One can hear by this vapour, the heat itself which comes from the sun, from which none can hide, as David says. That which is, one sees that the Wise seeks by all his comparisons, to make us hear a generation which neither alters nor cuts into his substance, and in the Father and the Son a distinction which does not detract from the unity.
It is this one who is not found among his creatures, and less in his physical creatures: but still he proposes to us the purest in physical nature to draw us to the most unconstrained images possible from the variation which appears in ordinary works.
Consider this burst, this ray, this splendour which comes from the son of the sun: it comes without dispersion, without separating itself, without waiting for the progress of time. All at once, as soon as the sun was formed, its splendour was born and poured out and one could see the beauty of this star. As such, said Solomon, wisdom which came from the womb of God was the delicate vapour, the very pure emanation, the lively gushing of his glory, the burst of his eternal light or as Saint Paul says, it is the resplendent ray of the glory of God and the imprint of his substance. As soon as light was, it broke out: and if the outbreak and splendour of the was not eternal, it is because the sun is no more; and on the other hand, if the light is eternal, its outburst and splendour will be also. Now God is a light where there are no shadows: a light which was not made, eternally subsists by itself and knows neither beginning nor decline. Thus its outburst, which is his Son, is eternal like him and does not divide his substance. All the rays, to speak in this way, hold to the sun, his outburst never detaches; so without detaching from his Father, the Son of God comes forth eternally; and, to place God without a Son is to place the light without a ray and without splendour.
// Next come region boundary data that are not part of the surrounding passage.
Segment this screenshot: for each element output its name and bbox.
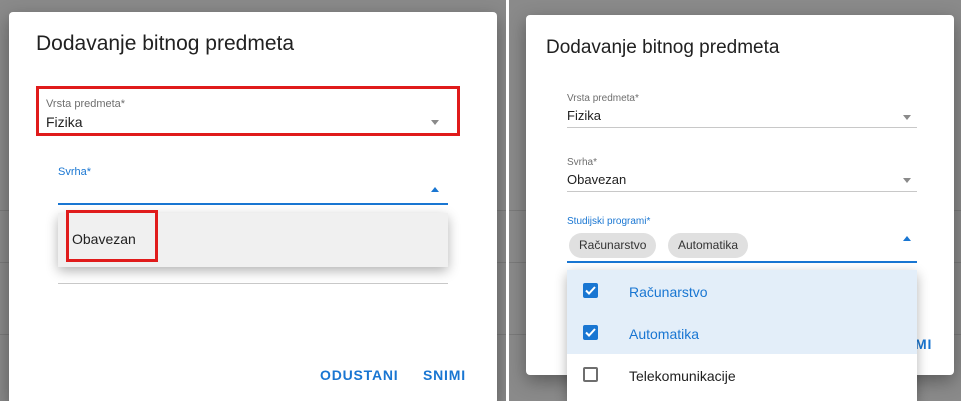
save-button[interactable]: SNIMI [423,367,466,383]
field-underline [567,191,917,192]
chip-group: Računarstvo Automatika [569,233,869,258]
checkbox-checked-icon[interactable] [583,283,598,298]
svrha-label: Svrha* [567,157,598,168]
vrsta-predmeta-value: Fizika [567,108,601,123]
cancel-button[interactable]: ODUSTANI [320,367,398,383]
checkbox-unchecked-icon[interactable] [583,367,598,382]
chip-racunarstvo[interactable]: Računarstvo [569,233,657,258]
dialog-title: Dodavanje bitnog predmeta [546,37,780,58]
highlight-box [66,210,158,262]
chevron-down-icon [903,115,911,120]
add-subject-dialog: Dodavanje bitnog predmeta Vrsta predmeta… [9,12,497,401]
studijski-programi-label: Studijski programi* [567,216,651,227]
field-underline [58,283,448,284]
chevron-down-icon [903,178,911,183]
field-underline-focused [567,261,917,263]
left-screenshot: Dodavanje bitnog predmeta Vrsta predmeta… [0,0,506,401]
dialog-title: Dodavanje bitnog predmeta [36,32,295,55]
right-screenshot: Dodavanje bitnog predmeta Vrsta predmeta… [509,0,961,401]
checkbox-checked-icon[interactable] [583,325,598,340]
vrsta-predmeta-label: Vrsta predmeta* [567,93,639,104]
option-label: Telekomunikacije [629,368,736,384]
studijski-programi-dropdown-menu: Računarstvo Automatika Telekomunikacije [567,270,917,401]
option-racunarstvo[interactable]: Računarstvo [567,270,917,312]
field-underline-focused [58,203,448,205]
chevron-up-icon [431,187,439,192]
field-underline [567,127,917,128]
option-automatika[interactable]: Automatika [567,312,917,354]
chevron-up-icon [903,236,911,241]
svrha-label: Svrha* [58,166,92,178]
highlight-box [36,86,460,136]
option-label: Računarstvo [629,284,708,300]
option-label: Automatika [629,326,700,342]
save-button[interactable]: MI [915,336,932,352]
chip-automatika[interactable]: Automatika [668,233,749,258]
svrha-value: Obavezan [567,172,627,187]
option-telekomunikacije[interactable]: Telekomunikacije [567,354,917,396]
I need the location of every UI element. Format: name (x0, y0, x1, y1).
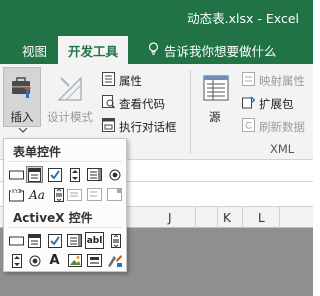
source-button[interactable]: 源 (200, 72, 234, 128)
list-box-icon[interactable] (66, 232, 83, 249)
view-code-button[interactable]: 查看代码 (102, 95, 165, 112)
more-controls-icon[interactable] (106, 252, 123, 269)
map-properties-icon (242, 72, 255, 89)
insert-controls-button[interactable]: 插入 (3, 67, 41, 133)
spin-button-icon[interactable] (8, 252, 25, 269)
refresh-data-label: 刷新数据 (259, 119, 305, 134)
toggle-button-icon[interactable] (86, 252, 103, 269)
design-mode-label: 设计模式 (47, 110, 93, 124)
toolbox-icon (11, 75, 35, 104)
group-separator (190, 70, 191, 154)
xml-group-label: XML (270, 142, 295, 156)
source-label: 源 (209, 110, 221, 124)
scroll-bar-icon[interactable] (50, 186, 67, 203)
image-icon[interactable] (66, 252, 83, 269)
form-controls-title: 表单控件 (13, 145, 62, 159)
column-header-j[interactable]: J (168, 211, 172, 225)
run-dialog-button[interactable]: 执行对话框 (102, 118, 177, 135)
title-bar: 动态表.xlsx - Excel (0, 0, 313, 34)
design-mode-button[interactable]: 设计模式 (47, 72, 97, 128)
combo-box-icon[interactable] (26, 166, 43, 183)
svg-text:XYZ: XYZ (12, 189, 22, 195)
xml-source-icon (203, 74, 229, 105)
view-code-icon (102, 95, 116, 112)
option-button-icon[interactable] (106, 166, 123, 183)
lightbulb-icon (148, 42, 159, 59)
column-header-l[interactable]: L (258, 211, 265, 225)
chevron-down-icon (18, 122, 28, 136)
spin-button-icon[interactable] (66, 166, 83, 183)
command-button-icon[interactable] (8, 232, 25, 249)
label-icon[interactable]: A (46, 252, 63, 269)
refresh-data-icon (242, 118, 255, 135)
expansion-pack-label: 扩展包 (259, 96, 294, 111)
list-box-icon[interactable] (86, 166, 103, 183)
run-dialog-label: 执行对话框 (119, 119, 177, 134)
combo-list-edit-icon[interactable] (86, 186, 103, 203)
label-icon[interactable]: Aa (28, 186, 46, 203)
refresh-data-button[interactable]: 刷新数据 (242, 118, 305, 135)
scroll-bar-icon[interactable] (107, 232, 124, 249)
tab-developer[interactable]: 开发工具 (58, 36, 129, 64)
tell-me-text: 告诉我你想要做什么 (164, 44, 277, 59)
activex-controls-title: ActiveX 控件 (13, 211, 93, 225)
text-field-icon[interactable] (66, 186, 83, 203)
run-dialog-icon (102, 118, 115, 135)
option-button-icon[interactable] (26, 252, 43, 269)
expansion-pack-icon (242, 95, 256, 112)
combo-drop-down-edit-icon[interactable] (106, 186, 123, 203)
window-title: 动态表.xlsx - Excel (187, 11, 299, 26)
map-properties-button[interactable]: 映射属性 (242, 72, 305, 89)
column-header-k[interactable]: K (223, 211, 231, 225)
checkbox-icon[interactable] (46, 166, 63, 183)
properties-label: 属性 (119, 73, 142, 88)
design-mode-icon (57, 74, 83, 105)
map-properties-label: 映射属性 (259, 73, 305, 88)
ribbon-tab-bar: 视图 开发工具 告诉我你想要做什么 (0, 34, 313, 64)
properties-button[interactable]: 属性 (102, 72, 142, 89)
text-box-icon[interactable]: abl (85, 232, 104, 249)
tab-view[interactable]: 视图 (22, 41, 47, 60)
view-code-label: 查看代码 (119, 96, 165, 111)
insert-controls-menu: 表单控件 XYZ Aa ActiveX 控件 abl A (3, 138, 127, 272)
expansion-pack-button[interactable]: 扩展包 (242, 95, 294, 112)
tell-me-box[interactable]: 告诉我你想要做什么 (148, 41, 277, 60)
combo-box-icon[interactable] (26, 232, 43, 249)
group-box-icon[interactable]: XYZ (8, 186, 25, 203)
button-icon[interactable] (8, 166, 25, 183)
checkbox-icon[interactable] (46, 232, 63, 249)
properties-icon (102, 72, 115, 89)
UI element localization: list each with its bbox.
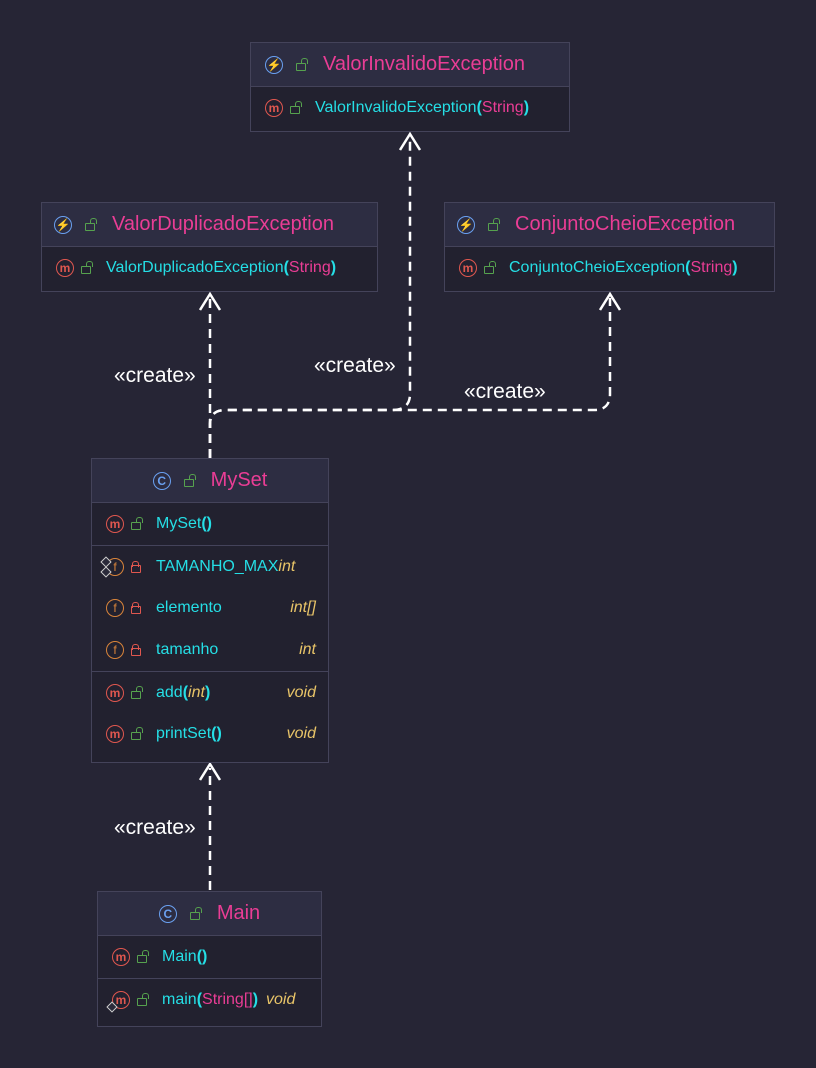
node-valor-invalido-exception[interactable]: ⚡ ValorInvalidoException m ValorInvalido… <box>250 42 570 132</box>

But let us pass to the other expression of Saint Paul: The Son of God, says the Apostle, is the character and the imprint of the substance of his Father. When a seal is applied in wax, it takes the resemblance and incorporates it, so that they cannot be separated. Consider this well: no facet escapes, and from this everything ends up in the seal from which it took its form. Thus the Son of God has taken all from the Father without taking anything away; he is the perfect image, the imprint, the expression, not of his face, because God does not have one, but as Saint Paul says, of his substance: according to the strength of the original, one can translate, of his person. He carries all the traits; it is why he says, Who has seen me, has seen my Father; and as the Father has life in himself, thus he has given to his Son to have life in himself. As the Father raises the dead and brings them back to life, thus the Son gives life to whom he pleases. And he not only expresses his father in the effects of his power, he expresses all of his traits, all characteristics natural and personal, so that if one can see the Son without seeing the Father, one will fully see him in his Son.
But who can explain what are these traits and characteristics of the eternal Father which glisten in his Son? That is not of this life: and all which one can say, it is that there is nothing in God accidental, all the Father’s traits which the Son has imprinted in his person are of either the substance or the person of the Father. It is this substantial imprinting that the Father works of all that he is, and it is in making this impression that he generates his Son.
See in the Sage something more delicate. Wisdom eternally conceived in the womb of the Father is a flawless mirror of his majesty and the image of his goodness. An impression of a stamp, or the expression of the resemblance of an image which one cuts with a chisel or makes with colours, are too grossly material for the Son of God. His nature has something more delicate: and see in the clear waters and in the mirror a new secret for painting or making an image. There is only to present an object, soon he paints a self-portrait and this admirable painting is not corrupted in any way from the original: it is in some way the same original. Nevertheless neither the original nor the polished mirror where he is wholly imprinted decline. To make this portrait happen, there is no need for time, nor an imperfect sketch: in the same instant he begins and makes it happen, and the design like the end is only one trait.